Does that mean that, technically at least. I was dead? If I was ‘dead’ would I now be able to ‘see’ dead people? Or go on the road telling fortunes  like some sort of fairground gypsy?

Leaving the fanciful questions behind for a minute, how about when they ‘pulled’ my ribs apart? Did they use some sort of fancy gleaming chrome bolt cutter thing that would look more comfortable in a Slasher movie or something else. Staying with the ribs for a moment longer, how did they ‘wire’ them back up? Did they use some sort of super-glue, or did they use some sort of titanium wire?

When I look at my body I see a mass of stitches and swelling and different shades of bruises. I look like the survivor of a plane wreck or like a chap who went two seconds with Mike Tyson when he was on form.

Mike Tyson: Main Event
Mike Tyson: Main Event (Photo credit: Wikipedia)

The whole time I was in hospital the staff kept telling me how great I looked and how wonderful my colour was. If that was true, why do I now look like a 95 year old anemic albino who is tottering slowly towards the gate to the afterlife. Were they exaggerating wildly so that I would check out early and let another customer in?

I can see them now waving at the car I was being driven away in, their other hand over their mouth and giggling uncontrollably. “Can you believe he fell for that!”

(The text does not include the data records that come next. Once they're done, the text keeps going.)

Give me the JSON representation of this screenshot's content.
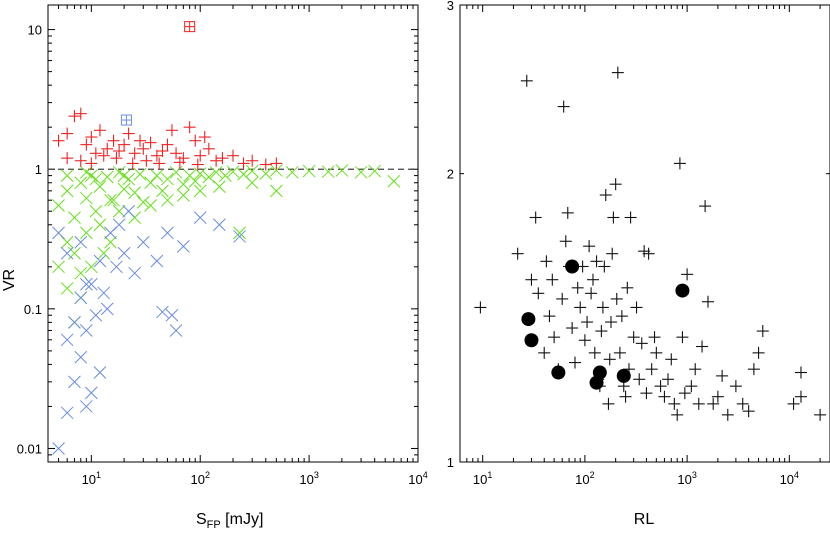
{
  "chart_data": [
    {
      "type": "scatter",
      "panel": "left",
      "xlabel": "S",
      "xlabel_sub": "FP",
      "xlabel_unit": " [mJy]",
      "ylabel": "VR",
      "xscale": "log",
      "yscale": "log",
      "xlim": [
        4,
        10000
      ],
      "ylim": [
        0.008,
        15
      ],
      "x_ticks": [
        {
          "value": 10,
          "base": "10",
          "exp": "1"
        },
        {
          "value": 100,
          "base": "10",
          "exp": "2"
        },
        {
          "value": 1000,
          "base": "10",
          "exp": "3"
        },
        {
          "value": 10000,
          "base": "10",
          "exp": "4"
        }
      ],
      "y_ticks": [
        {
          "value": 0.01,
          "label": "0.01"
        },
        {
          "value": 0.1,
          "label": "0.1"
        },
        {
          "value": 1,
          "label": "1"
        },
        {
          "value": 10,
          "label": "10"
        }
      ],
      "reference_line": {
        "y": 1,
        "style": "dashed"
      },
      "series": [
        {
          "name": "green-cross",
          "marker": "x",
          "color": "#66e01a",
          "points": [
            [
              5,
              0.55
            ],
            [
              6,
              0.7
            ],
            [
              7,
              0.45
            ],
            [
              8,
              0.8
            ],
            [
              9,
              0.62
            ],
            [
              10,
              0.9
            ],
            [
              11,
              0.5
            ],
            [
              12,
              0.75
            ],
            [
              14,
              0.88
            ],
            [
              16,
              0.6
            ],
            [
              18,
              0.95
            ],
            [
              20,
              0.72
            ],
            [
              22,
              0.85
            ],
            [
              25,
              0.68
            ],
            [
              28,
              0.92
            ],
            [
              30,
              0.58
            ],
            [
              35,
              0.8
            ],
            [
              40,
              0.9
            ],
            [
              45,
              0.7
            ],
            [
              50,
              0.85
            ],
            [
              60,
              0.95
            ],
            [
              70,
              0.78
            ],
            [
              80,
              0.9
            ],
            [
              90,
              0.82
            ],
            [
              100,
              0.93
            ],
            [
              120,
              0.88
            ],
            [
              140,
              0.95
            ],
            [
              170,
              0.9
            ],
            [
              200,
              0.96
            ],
            [
              250,
              0.92
            ],
            [
              300,
              0.97
            ],
            [
              400,
              0.93
            ],
            [
              500,
              0.98
            ],
            [
              700,
              0.95
            ],
            [
              1000,
              0.97
            ],
            [
              1500,
              0.96
            ],
            [
              2000,
              0.98
            ],
            [
              3000,
              0.95
            ],
            [
              4000,
              0.97
            ],
            [
              6000,
              0.82
            ],
            [
              6,
              0.3
            ],
            [
              7,
              0.25
            ],
            [
              9,
              0.35
            ],
            [
              12,
              0.4
            ],
            [
              15,
              0.3
            ],
            [
              5,
              0.2
            ],
            [
              8,
              0.18
            ],
            [
              6,
              0.14
            ],
            [
              10,
              0.2
            ],
            [
              13,
              0.25
            ],
            [
              18,
              0.5
            ],
            [
              25,
              0.45
            ],
            [
              35,
              0.55
            ],
            [
              50,
              0.6
            ],
            [
              70,
              0.65
            ],
            [
              100,
              0.7
            ],
            [
              150,
              0.75
            ],
            [
              230,
              0.35
            ],
            [
              300,
              0.8
            ],
            [
              500,
              0.7
            ],
            [
              7,
              0.08
            ],
            [
              8,
              0.12
            ],
            [
              15,
              0.6
            ],
            [
              20,
              0.9
            ],
            [
              9,
              0.95
            ],
            [
              11,
              0.85
            ],
            [
              6,
              0.9
            ]
          ]
        },
        {
          "name": "blue-cross",
          "marker": "x",
          "color": "#6b8de0",
          "points": [
            [
              5,
              0.01
            ],
            [
              6,
              0.018
            ],
            [
              7,
              0.03
            ],
            [
              8,
              0.045
            ],
            [
              9,
              0.02
            ],
            [
              10,
              0.025
            ],
            [
              12,
              0.035
            ],
            [
              6,
              0.06
            ],
            [
              7,
              0.08
            ],
            [
              9,
              0.07
            ],
            [
              11,
              0.09
            ],
            [
              14,
              0.1
            ],
            [
              8,
              0.12
            ],
            [
              10,
              0.15
            ],
            [
              13,
              0.13
            ],
            [
              17,
              0.2
            ],
            [
              20,
              0.25
            ],
            [
              25,
              0.18
            ],
            [
              30,
              0.3
            ],
            [
              40,
              0.22
            ],
            [
              50,
              0.35
            ],
            [
              60,
              0.07
            ],
            [
              70,
              0.28
            ],
            [
              55,
              0.09
            ],
            [
              45,
              0.095
            ],
            [
              100,
              0.45
            ],
            [
              150,
              0.4
            ],
            [
              230,
              0.33
            ],
            [
              6,
              0.25
            ],
            [
              8,
              0.3
            ],
            [
              12,
              0.22
            ],
            [
              15,
              0.35
            ],
            [
              18,
              0.4
            ],
            [
              22,
              0.5
            ],
            [
              5,
              0.35
            ],
            [
              9,
              0.15
            ]
          ]
        },
        {
          "name": "red-plus",
          "marker": "+",
          "color": "#ee2222",
          "points": [
            [
              5,
              1.6
            ],
            [
              6,
              1.8
            ],
            [
              7,
              2.4
            ],
            [
              8,
              2.5
            ],
            [
              9,
              1.5
            ],
            [
              10,
              1.7
            ],
            [
              11,
              1.3
            ],
            [
              12,
              1.9
            ],
            [
              14,
              1.4
            ],
            [
              16,
              1.6
            ],
            [
              18,
              1.35
            ],
            [
              20,
              1.5
            ],
            [
              22,
              1.8
            ],
            [
              25,
              1.3
            ],
            [
              28,
              1.6
            ],
            [
              30,
              1.4
            ],
            [
              35,
              1.55
            ],
            [
              40,
              1.25
            ],
            [
              45,
              1.35
            ],
            [
              50,
              1.5
            ],
            [
              55,
              1.9
            ],
            [
              60,
              1.3
            ],
            [
              70,
              1.2
            ],
            [
              80,
              2.0
            ],
            [
              90,
              1.6
            ],
            [
              100,
              1.25
            ],
            [
              110,
              1.7
            ],
            [
              120,
              1.4
            ],
            [
              140,
              1.15
            ],
            [
              160,
              1.2
            ],
            [
              200,
              1.25
            ],
            [
              250,
              1.1
            ],
            [
              300,
              1.15
            ],
            [
              400,
              1.08
            ],
            [
              500,
              1.1
            ],
            [
              6,
              1.2
            ],
            [
              8,
              1.15
            ],
            [
              10,
              1.1
            ],
            [
              13,
              1.25
            ],
            [
              17,
              1.2
            ],
            [
              24,
              1.1
            ],
            [
              32,
              1.15
            ],
            [
              42,
              1.1
            ],
            [
              65,
              1.12
            ],
            [
              95,
              1.08
            ]
          ]
        },
        {
          "name": "red-boxed-plus",
          "marker": "boxed-plus",
          "color": "#ee2222",
          "points": [
            [
              80,
              10.5
            ]
          ]
        },
        {
          "name": "blue-boxed-plus",
          "marker": "boxed-plus",
          "color": "#6b8de0",
          "points": [
            [
              21,
              2.25
            ]
          ]
        }
      ]
    },
    {
      "type": "scatter",
      "panel": "right",
      "xlabel": "RL",
      "ylabel": "",
      "xscale": "log",
      "yscale": "log",
      "xlim": [
        6,
        25000
      ],
      "ylim": [
        1,
        3
      ],
      "x_ticks": [
        {
          "value": 10,
          "base": "10",
          "exp": "1"
        },
        {
          "value": 100,
          "base": "10",
          "exp": "2"
        },
        {
          "value": 1000,
          "base": "10",
          "exp": "3"
        },
        {
          "value": 10000,
          "base": "10",
          "exp": "4"
        }
      ],
      "y_ticks": [
        {
          "value": 1,
          "label": "1"
        },
        {
          "value": 2,
          "label": "2"
        },
        {
          "value": 3,
          "label": "3"
        }
      ],
      "series": [
        {
          "name": "black-plus",
          "marker": "+",
          "color": "#111111",
          "points": [
            [
              9.5,
              1.45
            ],
            [
              22,
              1.65
            ],
            [
              27,
              2.5
            ],
            [
              30,
              1.55
            ],
            [
              33,
              1.8
            ],
            [
              35,
              1.5
            ],
            [
              40,
              1.3
            ],
            [
              42,
              1.62
            ],
            [
              45,
              1.42
            ],
            [
              48,
              1.55
            ],
            [
              50,
              1.35
            ],
            [
              55,
              1.25
            ],
            [
              60,
              1.48
            ],
            [
              62,
              2.35
            ],
            [
              65,
              1.7
            ],
            [
              68,
              1.82
            ],
            [
              70,
              1.6
            ],
            [
              75,
              1.38
            ],
            [
              80,
              1.27
            ],
            [
              85,
              1.52
            ],
            [
              90,
              1.45
            ],
            [
              95,
              1.6
            ],
            [
              100,
              1.34
            ],
            [
              105,
              1.4
            ],
            [
              110,
              1.68
            ],
            [
              115,
              1.5
            ],
            [
              120,
              1.55
            ],
            [
              125,
              1.3
            ],
            [
              130,
              1.62
            ],
            [
              135,
              1.22
            ],
            [
              140,
              1.2
            ],
            [
              145,
              1.37
            ],
            [
              150,
              1.45
            ],
            [
              155,
              1.6
            ],
            [
              160,
              1.9
            ],
            [
              170,
              1.15
            ],
            [
              175,
              1.28
            ],
            [
              180,
              1.4
            ],
            [
              185,
              1.65
            ],
            [
              190,
              1.8
            ],
            [
              200,
              1.95
            ],
            [
              205,
              1.48
            ],
            [
              210,
              2.55
            ],
            [
              220,
              1.3
            ],
            [
              230,
              1.42
            ],
            [
              240,
              1.2
            ],
            [
              250,
              1.17
            ],
            [
              260,
              1.52
            ],
            [
              270,
              1.25
            ],
            [
              280,
              1.8
            ],
            [
              300,
              1.35
            ],
            [
              320,
              1.45
            ],
            [
              340,
              1.22
            ],
            [
              360,
              1.33
            ],
            [
              380,
              1.66
            ],
            [
              400,
              1.18
            ],
            [
              420,
              1.65
            ],
            [
              450,
              1.25
            ],
            [
              480,
              1.35
            ],
            [
              500,
              1.3
            ],
            [
              550,
              1.2
            ],
            [
              600,
              1.17
            ],
            [
              650,
              1.22
            ],
            [
              700,
              1.28
            ],
            [
              750,
              1.15
            ],
            [
              800,
              1.12
            ],
            [
              850,
              2.05
            ],
            [
              900,
              1.35
            ],
            [
              950,
              1.18
            ],
            [
              1000,
              1.57
            ],
            [
              1100,
              1.2
            ],
            [
              1200,
              1.25
            ],
            [
              1300,
              1.15
            ],
            [
              1400,
              1.32
            ],
            [
              1500,
              1.85
            ],
            [
              1600,
              1.47
            ],
            [
              1800,
              1.15
            ],
            [
              2000,
              1.17
            ],
            [
              2200,
              1.23
            ],
            [
              2500,
              1.12
            ],
            [
              3000,
              1.2
            ],
            [
              3500,
              1.15
            ],
            [
              4000,
              1.13
            ],
            [
              4500,
              1.25
            ],
            [
              5000,
              1.3
            ],
            [
              5500,
              1.37
            ],
            [
              13000,
              1.17
            ],
            [
              20000,
              1.12
            ],
            [
              13000,
              1.24
            ],
            [
              11000,
              1.15
            ]
          ]
        },
        {
          "name": "black-dot",
          "marker": "filled-circle",
          "color": "#000000",
          "points": [
            [
              28,
              1.41
            ],
            [
              30,
              1.34
            ],
            [
              55,
              1.24
            ],
            [
              75,
              1.6
            ],
            [
              130,
              1.21
            ],
            [
              140,
              1.24
            ],
            [
              240,
              1.23
            ],
            [
              900,
              1.51
            ]
          ]
        }
      ]
    }
  ]
}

Apart from the more immediate events (surgery, re-hab, et al) I also wonder about the long term affects. For example, I had a friend who had his gall bladder removed. No real dramas here, but, ten years later after complaining of an internal pain that the doctors could not pinpoint at all. They opened my friend up for some explorative surgery. They found a set of forceps and a few sponges in his cavity. Not surprisingly,  the pains stopped soon after.

I once met a chap who swore that his grandfather had something similar happen to him. Back in the days when surgery was more of a ‘by-the-seat-of-your-pants practise than today, his grandpa had his appendix removed.

Now grandpa was a big fellow. Tall and big-boned he had worked for years as a circus strong man. His appendix was really causing him some pain, so surgeons quickly got him under knife and had the troublesome organ removed.  Everything was fine at first. Then Gramps began to get hot flashes, hear voices and feel little tremors in the area of his operation.

Doctors admitted that they were puzzled about what was causing these mysterious symptoms. Explorative surgery was quickly set up for the next day. The old circus strong man came in and got ‘prepped’ for surgery.

Surgeons had not even finished their first incision when a pair off hands shot out of the freshly made hole and started pulling the edges apart. The anesthesiologist and two nurses screamed and passed out. The surgeon watched in disbelief when a small medical technician came clambering out of grandpa.

It turns out the the technician had fallen in while over stretching him self to retrieve a clamp. Before he could raise anyone’s attention the surgeon had sewn the circus strongman back up. The hot flashes were from the small tech’s lighter. The sounds of voices had been him screaming for help and then talking to himself. The tremors were from the same technician who kept attempting to climb his way out.

Physically the man’s grandfather recovered well from the surgery. Mentally he did not make out so well. As he got older, the old man had developed the odd habit of screaming and cursing at his stomach if he got a touch of indigestion or heart burn.

So I’ll wait to see what, if anything, was left in my body after my operation. I haven’t got quite the girth of grandpa so I think that small medical staff don’t stand much chance of being trapped in me.  Although I do at times feel like I have a tray or something in my chest after the operation.  So I might have a medical tool tray in there.

Or nothing at all. Medicine has moved on after all.